Unlike his father, Flávio is openly courting the Centrão bloc in Congress, arguing that governing without legislative allies is not viable.

Flávio Bolsonaro is building his presidential campaign around a platform that echoes much of his father’s agenda — but with a different approach to political alliances.

The senator from Rio de Janeiro has used speeches and interviews to outline proposals across eight policy areas. A compilation by Estadão found commitments on the economy, infrastructure, security, foreign policy, education, welfare, political reform, and government communications. A formal plan is in preparation, with economist Adolfo Sachsida among his advisers.

Flávio Bolsonaro Lays Out an Eight-Point Platform for 2026. (Photo Internet reproduction)

The economic agenda is the most developed. Flávio has pledged privatizations, broad spending cuts, a revision of Lula’s tax reform — which he says increased the burden on liberal professionals — and a reduction in the number of ministries from the current 38. He also wants to digitalize state services to attract foreign investment.

On infrastructure, he backs private-sector rail expansion connecting the Center-West to northern ports under a 50-year concession model introduced during his father’s presidency.
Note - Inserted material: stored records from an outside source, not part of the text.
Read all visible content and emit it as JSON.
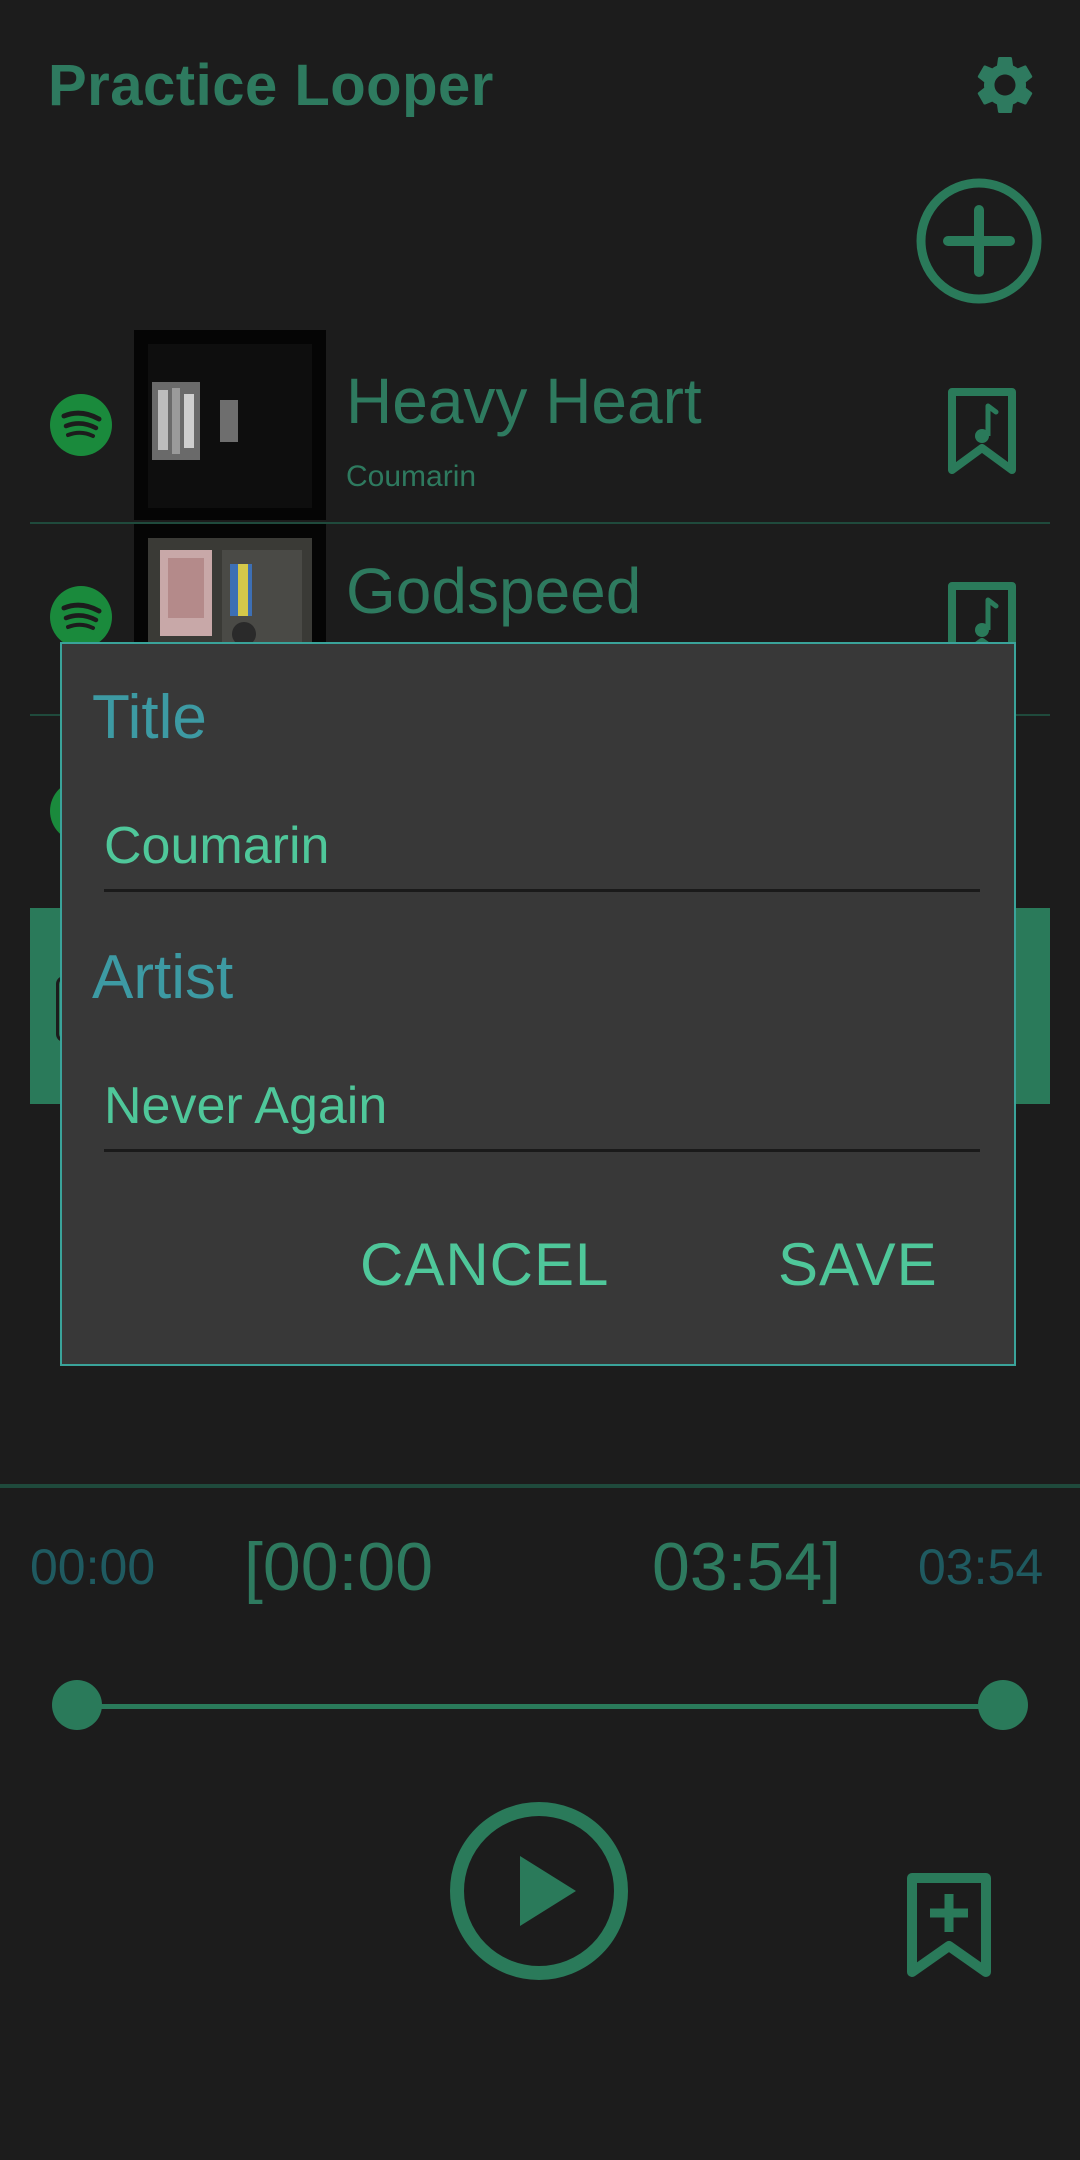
{
  "app": {
    "title": "Practice Looper"
  },
  "colors": {
    "background": "#1c1c1c",
    "accent_dim": "#2e7a5f",
    "dialog_bg": "#383838",
    "dialog_border": "#3aa39a",
    "dialog_label": "#3d9aa3",
    "dialog_text": "#4fc79a",
    "spotify_green": "#1a8a3c"
  },
  "icons": {
    "settings": "gear-icon",
    "add": "plus-circle-icon",
    "source": "spotify-icon",
    "bookmarks": "bookmark-music-icon",
    "play": "play-circle-icon",
    "add_bookmark": "bookmark-plus-icon"
  },
  "songs": [
    {
      "title": "Heavy Heart",
      "artist": "Coumarin"
    },
    {
      "title": "Godspeed",
      "artist": ""
    }
  ],
  "dialog": {
    "title_label": "Title",
    "title_value": "Coumarin",
    "artist_label": "Artist",
    "artist_value": "Never Again",
    "cancel_label": "CANCEL",
    "save_label": "SAVE"
  },
  "player": {
    "position": "00:00",
    "loop_start": "[00:00",
    "loop_end": "03:54]",
    "duration": "03:54"
  }
}
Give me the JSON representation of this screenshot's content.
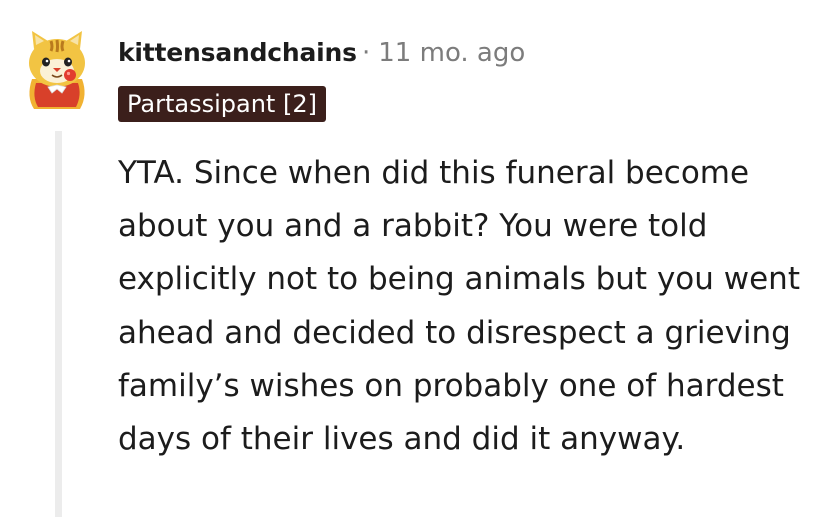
{
  "comment": {
    "username": "kittensandchains",
    "separator": "·",
    "timestamp": "11 mo. ago",
    "flair": "Partassipant [2]",
    "body": "YTA. Since when did this funeral become about you and a rabbit? You were told explicitly not to being animals but you went ahead and decided to disrespect a grieving family’s wishes on probably one of hardest days of their lives and did it anyway.",
    "avatar_icon": "cat-avatar-icon"
  },
  "colors": {
    "flair_background": "#3b1f1b",
    "meta_text": "#7c7c7c",
    "thread_line": "#ececec"
  }
}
On security, the priorities are prison construction, tougher sentencing, operations to reclaim territory held by criminal organizations, and looser firearms regulations.

In foreign policy, Flávio has called for closer alignment with Israel and a pragmatic, interest-driven approach to negotiations abroad. He has suggested brother Eduardo Bolsonaro could serve as an international envoy to attract investment.

The most notable departure from Jair Bolsonaro’s approach is coalition strategy. Flávio is actively courting the Centrão, the transactional congressional bloc his father clashed with, saying that winning the presidency without legislative support serves no purpose. He has also proposed ending presidential re-election and restoring private campaign financing.